Vorsicht vor versteckten Dickmachern: Hinter diesen Bezeichnungen verbirgt sich alles Zucker

Sind wir süchtig nach Zucker?
Fast in jedem verarbeiteten Lebensmittel, das wir konsumieren, steckt Zucker. © iStockphoto

Süße ohne Reue?

Zucker, das "süße Gift". Er enthält viele Kalorien, aber keinerlei Vitamine und ist verantwortlich für Wohlstandskrankheiten wie Karies und Diabetes Typ 2. In fast jedem Fertigprodukt steckt Zucker. Denn Saccharose – so der chemische Name für Haushaltszucker – dient als Geschmacksträger und sorgt für eine lange Haltbarkeit. Immer häufiger werben Hersteller damit, dass ihr Produkt weniger Zucker oder gar keinen Zucker enthält. Doch in der vermeintlich gesünderen und kalorienreduzierten Variante steckt trotzdem Zucker – nur unter anderen Namen.

Wo liegen die Unterschiede zwischen den verschiedenen Zuckerarten?

Der klassische weiße Haushaltszucker wird aus Zuckerrüben oder Zuckerrohr gewonnen. Aber auch aus Obst, Milch, Getreide und anderen Pflanzen kann Zucker gewonnen werden. Der heißt dann zwar anders, nämlich zum Beispiel "Fruktose" (aus Früchten) oder "Laktose" (aus Milcherzeugnissen), hat aber größtenteils die gleichen Eigenschaften wie der kristalline Haushaltszucker – er schmeckt süß, ist kalorienhaltig und nährstoffarm. Für unsere Gesundheit macht es fast keinen Unterschied, woraus der süße Stoff gewonnen wurde.

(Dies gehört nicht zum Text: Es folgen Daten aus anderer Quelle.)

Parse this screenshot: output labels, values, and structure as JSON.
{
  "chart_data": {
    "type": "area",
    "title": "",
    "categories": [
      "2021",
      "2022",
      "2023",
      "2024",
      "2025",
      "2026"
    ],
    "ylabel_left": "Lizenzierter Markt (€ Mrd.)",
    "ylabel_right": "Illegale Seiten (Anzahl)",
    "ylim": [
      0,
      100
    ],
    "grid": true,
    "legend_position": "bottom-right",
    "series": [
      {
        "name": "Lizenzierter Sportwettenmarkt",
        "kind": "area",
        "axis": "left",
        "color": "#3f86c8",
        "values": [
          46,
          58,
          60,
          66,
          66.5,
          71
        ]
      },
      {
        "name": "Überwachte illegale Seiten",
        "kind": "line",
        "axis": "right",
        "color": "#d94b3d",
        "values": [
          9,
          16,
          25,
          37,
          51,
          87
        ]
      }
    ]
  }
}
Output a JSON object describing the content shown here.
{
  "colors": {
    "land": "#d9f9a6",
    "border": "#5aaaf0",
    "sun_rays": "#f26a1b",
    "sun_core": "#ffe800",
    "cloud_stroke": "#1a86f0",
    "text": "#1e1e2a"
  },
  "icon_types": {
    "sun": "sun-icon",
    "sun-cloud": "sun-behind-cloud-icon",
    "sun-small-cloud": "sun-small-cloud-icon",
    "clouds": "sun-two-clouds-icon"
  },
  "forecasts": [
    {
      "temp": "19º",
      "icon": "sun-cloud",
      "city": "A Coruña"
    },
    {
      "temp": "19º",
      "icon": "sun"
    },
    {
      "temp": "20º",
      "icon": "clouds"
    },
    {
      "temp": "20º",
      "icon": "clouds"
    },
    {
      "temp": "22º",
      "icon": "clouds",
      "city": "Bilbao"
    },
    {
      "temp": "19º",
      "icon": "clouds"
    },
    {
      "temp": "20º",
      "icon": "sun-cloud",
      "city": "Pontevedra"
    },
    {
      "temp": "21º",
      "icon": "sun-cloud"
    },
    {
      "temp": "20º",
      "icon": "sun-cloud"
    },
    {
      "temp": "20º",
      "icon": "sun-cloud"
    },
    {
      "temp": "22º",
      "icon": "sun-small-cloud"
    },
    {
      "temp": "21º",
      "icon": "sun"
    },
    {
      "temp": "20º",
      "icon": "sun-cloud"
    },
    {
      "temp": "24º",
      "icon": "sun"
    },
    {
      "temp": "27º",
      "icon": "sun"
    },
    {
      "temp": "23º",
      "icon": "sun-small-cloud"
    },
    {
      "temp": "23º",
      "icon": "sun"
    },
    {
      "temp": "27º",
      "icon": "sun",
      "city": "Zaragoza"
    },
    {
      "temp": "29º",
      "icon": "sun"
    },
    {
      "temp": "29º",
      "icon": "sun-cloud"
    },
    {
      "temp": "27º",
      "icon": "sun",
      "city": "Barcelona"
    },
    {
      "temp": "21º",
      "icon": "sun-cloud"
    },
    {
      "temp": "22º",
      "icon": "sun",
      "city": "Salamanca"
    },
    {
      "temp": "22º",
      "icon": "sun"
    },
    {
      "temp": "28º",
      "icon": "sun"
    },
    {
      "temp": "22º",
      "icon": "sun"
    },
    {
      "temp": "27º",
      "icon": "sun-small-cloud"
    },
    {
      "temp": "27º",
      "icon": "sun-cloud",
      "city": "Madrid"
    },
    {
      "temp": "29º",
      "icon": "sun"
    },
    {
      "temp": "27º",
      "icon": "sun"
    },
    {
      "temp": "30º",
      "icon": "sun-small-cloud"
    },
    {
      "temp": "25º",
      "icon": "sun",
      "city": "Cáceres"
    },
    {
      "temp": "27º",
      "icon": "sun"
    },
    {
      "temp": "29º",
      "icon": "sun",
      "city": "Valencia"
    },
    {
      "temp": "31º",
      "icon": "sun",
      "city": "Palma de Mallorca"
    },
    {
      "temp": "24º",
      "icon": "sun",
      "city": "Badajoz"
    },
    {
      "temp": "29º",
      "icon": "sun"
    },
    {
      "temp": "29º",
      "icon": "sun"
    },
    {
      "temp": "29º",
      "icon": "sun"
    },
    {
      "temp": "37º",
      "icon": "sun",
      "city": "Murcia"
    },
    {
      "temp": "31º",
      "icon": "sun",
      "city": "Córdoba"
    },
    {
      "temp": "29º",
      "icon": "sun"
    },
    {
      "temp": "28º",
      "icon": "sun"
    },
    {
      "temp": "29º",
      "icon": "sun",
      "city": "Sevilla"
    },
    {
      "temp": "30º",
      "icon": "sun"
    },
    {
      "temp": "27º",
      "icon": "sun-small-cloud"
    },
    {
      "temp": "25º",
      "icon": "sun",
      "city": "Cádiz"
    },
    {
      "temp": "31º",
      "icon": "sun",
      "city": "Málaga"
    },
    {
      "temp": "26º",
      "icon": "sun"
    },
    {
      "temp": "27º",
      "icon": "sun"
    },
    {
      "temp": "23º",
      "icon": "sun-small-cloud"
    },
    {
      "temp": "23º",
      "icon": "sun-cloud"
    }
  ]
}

"Natürliche Süße" – nicht so gesund wie man glauben könnte

Apfel-, Agaven-, Reis- oder Ahornsirup werden in Bio-Produkten oft als gesunde und natürliche Alternativen zum sogenannten Industriezucker angepriesen. Es handelt sich um Pflanzensaft, der durch Erhitzen entwässert wird, so dass der dickflüssige, süße Sirup entsteht. Der Sirup ist nicht so stark verarbeitet wie Kristallzucker und enthält auch noch gesunde Begleitstoffe wie Mineralien, sekundäre Pflanzenstoffe und Spurenelemente. Doch die Mineralien und Spurenelemente sind in so geringer Menge vorhanden, dass Sie täglich mehrere Liter des süßen Saftes zu sich nehmen müssten, um einen positiven Effekt auf die Gesundheit zu erhalten. Und dann hätten Sie ganz schnell mehr zusätzliche Kilos auf den Rippen, als Ihnen wahrscheinlich lieb ist.

Die Tricks der Hersteller

Auf der Zutatenliste müssen Hersteller angeben, was genau in einem Produkt steckt, und zwar in der Reihenfolge der enthaltenen Menge. Wenn die Hersteller nun den Zuckergehalt reduzieren, rutscht "Zucker" in der Zutatenliste nach unten. Es entsteht der Eindruck: Hier ist nur ganz wenig Zucker drin. Aber: Der weggelassenen Zucker wird ersetzt durch andere Zuckerarten, wie beispielsweise Fruktose, Maltodextrin, Süßmolkenpulver.

Kurz gesagt: Es ist weniger vom "klassischen" Zucker enthalten, aber es ist trotzdem genauso viel kalorienhaltige Süße drin.

Vorsicht bei diesen Begriffen auf der Zutatenliste

Lesen Sie diese Namen auf der Zutatenliste, ist Vorsicht geboten. Denn es handelt sich um Stoffe, die entweder im Zucker enthalten sind oder dem Zucker sehr ähnlich sind:

Bezeichnungen, die auf -ose enden: Glukose, Saccharose, Dextrose, Raffinose, Fruktose, Maltose, Laktose

Sirupe: Fruktosesirup, Glukosesirup, Fruktose-Glukose-Sirup, Stärkesirup, Karamellsirup, Ahornsirup

Dextrine: Maltodextrin, Weizendextrin

Milcherzeugnisse: wie zum Beispiel Milchzucker, Süßmolkenpulver, Magermilchpulver (und Laktose)

Malze: Malzextraxt, Gerstenmalz, Gerstenmalzextrakt (und Maltose)

Fruchtzucker: Traubenzucker, Traubensüße

Andere süße Zutaten: zum Beispiel wie Honig, Agavendicksaft, Kandis

Wie für alles im Leben gilt: Die Dosis macht das Gift!